Il a d’abord besoin de temps, donc de protection. Il a compris ses erreurs : les murs doivent être enterrés pour les ancrer solidement dans le sol ; contrairement à la coutume, l’ouverture doit se tourner vers le couchant, pour présenter le dos de la construction au vent. Surtout, il doit entasser des pierres, encore et encore, en les calant couchées pour que le vent les serre au lieu de les emporter. Elles doivent monter pour devenir le toit, telle une immense carapace de tortue. Il reconstruit son abri en y mettant toute sa rage, tout son désespoir.
Le reste du groupe l’imite, dans une confiance absolue. Il les oblige à regrouper les constructions, pour avoir une masse importante et des murs partagés.
Les élévations sont minuscules ; elles ne pourront pas être leurs maisons, mais ils seront protégés pendant quelques heures, avec leurs outils et ustensiles. Tous reconnaissent que Mihanta avait raison : ici, les vivants occupent la place des morts. Les défunts, les esprits de la mer les emportent.
Quand il voit ces édifices presque achevés, un apaisement lui vient. Il ressent la même satisfaction que celle ressentie lorsqu’ils étaient allés rencontrer les Blancs, celle de prendre son sort en main, de ne plus être l’objet de forces inconnues. Aujourd’hui, il est trop tard, mais cette soumission ne recommencera pas. Plus jamais.

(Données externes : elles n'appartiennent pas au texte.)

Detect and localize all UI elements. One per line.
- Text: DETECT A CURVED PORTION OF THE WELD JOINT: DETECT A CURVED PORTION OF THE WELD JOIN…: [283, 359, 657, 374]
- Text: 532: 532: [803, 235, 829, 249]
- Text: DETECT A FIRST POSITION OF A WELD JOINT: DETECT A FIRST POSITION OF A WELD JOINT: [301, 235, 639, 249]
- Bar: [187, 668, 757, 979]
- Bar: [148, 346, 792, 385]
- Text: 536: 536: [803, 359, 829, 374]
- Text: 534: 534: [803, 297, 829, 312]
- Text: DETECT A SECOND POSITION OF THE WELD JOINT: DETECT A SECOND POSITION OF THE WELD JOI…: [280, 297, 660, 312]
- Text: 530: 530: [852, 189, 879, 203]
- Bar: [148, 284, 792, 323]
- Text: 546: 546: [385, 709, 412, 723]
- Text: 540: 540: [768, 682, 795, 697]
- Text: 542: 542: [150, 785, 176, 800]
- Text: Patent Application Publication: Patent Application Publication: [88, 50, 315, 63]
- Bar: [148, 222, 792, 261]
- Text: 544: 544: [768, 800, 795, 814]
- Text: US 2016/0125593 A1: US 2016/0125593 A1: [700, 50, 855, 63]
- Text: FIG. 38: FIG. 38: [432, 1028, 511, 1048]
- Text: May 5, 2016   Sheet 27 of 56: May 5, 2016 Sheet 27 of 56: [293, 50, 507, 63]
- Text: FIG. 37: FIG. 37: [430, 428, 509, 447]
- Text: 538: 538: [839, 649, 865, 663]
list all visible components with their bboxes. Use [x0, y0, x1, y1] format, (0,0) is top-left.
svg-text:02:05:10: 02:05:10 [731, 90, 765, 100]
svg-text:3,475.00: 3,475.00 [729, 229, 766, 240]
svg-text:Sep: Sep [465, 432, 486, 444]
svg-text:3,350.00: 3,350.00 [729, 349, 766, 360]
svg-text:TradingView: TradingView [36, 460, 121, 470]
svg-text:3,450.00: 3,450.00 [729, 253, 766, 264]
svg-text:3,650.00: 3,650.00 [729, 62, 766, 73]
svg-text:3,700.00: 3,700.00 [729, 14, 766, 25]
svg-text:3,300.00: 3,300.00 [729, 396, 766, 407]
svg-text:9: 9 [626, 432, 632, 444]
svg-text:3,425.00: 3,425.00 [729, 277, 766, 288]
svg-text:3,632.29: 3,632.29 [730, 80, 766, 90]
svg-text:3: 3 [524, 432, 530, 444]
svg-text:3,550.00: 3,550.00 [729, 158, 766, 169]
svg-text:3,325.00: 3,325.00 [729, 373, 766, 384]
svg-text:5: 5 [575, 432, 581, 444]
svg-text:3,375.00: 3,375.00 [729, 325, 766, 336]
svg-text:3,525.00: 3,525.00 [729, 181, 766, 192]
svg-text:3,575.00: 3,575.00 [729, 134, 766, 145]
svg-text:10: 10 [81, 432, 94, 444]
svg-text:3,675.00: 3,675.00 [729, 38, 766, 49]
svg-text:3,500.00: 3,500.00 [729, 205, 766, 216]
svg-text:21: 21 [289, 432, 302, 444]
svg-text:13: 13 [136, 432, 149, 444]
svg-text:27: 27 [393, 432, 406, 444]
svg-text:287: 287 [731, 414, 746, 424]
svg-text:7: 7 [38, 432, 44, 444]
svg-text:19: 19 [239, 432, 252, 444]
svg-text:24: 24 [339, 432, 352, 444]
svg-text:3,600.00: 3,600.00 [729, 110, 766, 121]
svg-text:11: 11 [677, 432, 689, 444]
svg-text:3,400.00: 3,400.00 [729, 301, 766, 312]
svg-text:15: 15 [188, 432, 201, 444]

Mihanta a gagné du temps pour pouvoir réaliser son vrai projet. Son intuition ultime le reprend : ils doivent partir ! Ici, même mieux protégés, ils vont mourir, formant la seule certitude qui lui reste. Depuis le basculement de leur vie, seule la mort règne. Quand ils étaient sur le vaisseau, il n’a pas compté, mais ils étaient peut-être cinquante et cent, voire deux fois cent. Après le naufrage, quand il a repris conscience, avec l’eau du puits, ils étaient encore nombreux. Quand le Blanc aux cheveux d’or a voulu compter, il lui a indiqué trois et soixante-dix ; il ne se rend compte que maintenant qu’un sur deux des leurs avait déjà disparu. Aujourd’hui, ils ne sont plus qu’un sur quatre ! Les tempêtes vont augmenter, ont prédit Mananjara et Nahary. Elles vont les dévorer, tous ! Les abris vont les protéger, un peu, mais l’ile ne veut pas d’eux : ils doivent partir ! Il le sait depuis le début. Il a attendu trop longtemps.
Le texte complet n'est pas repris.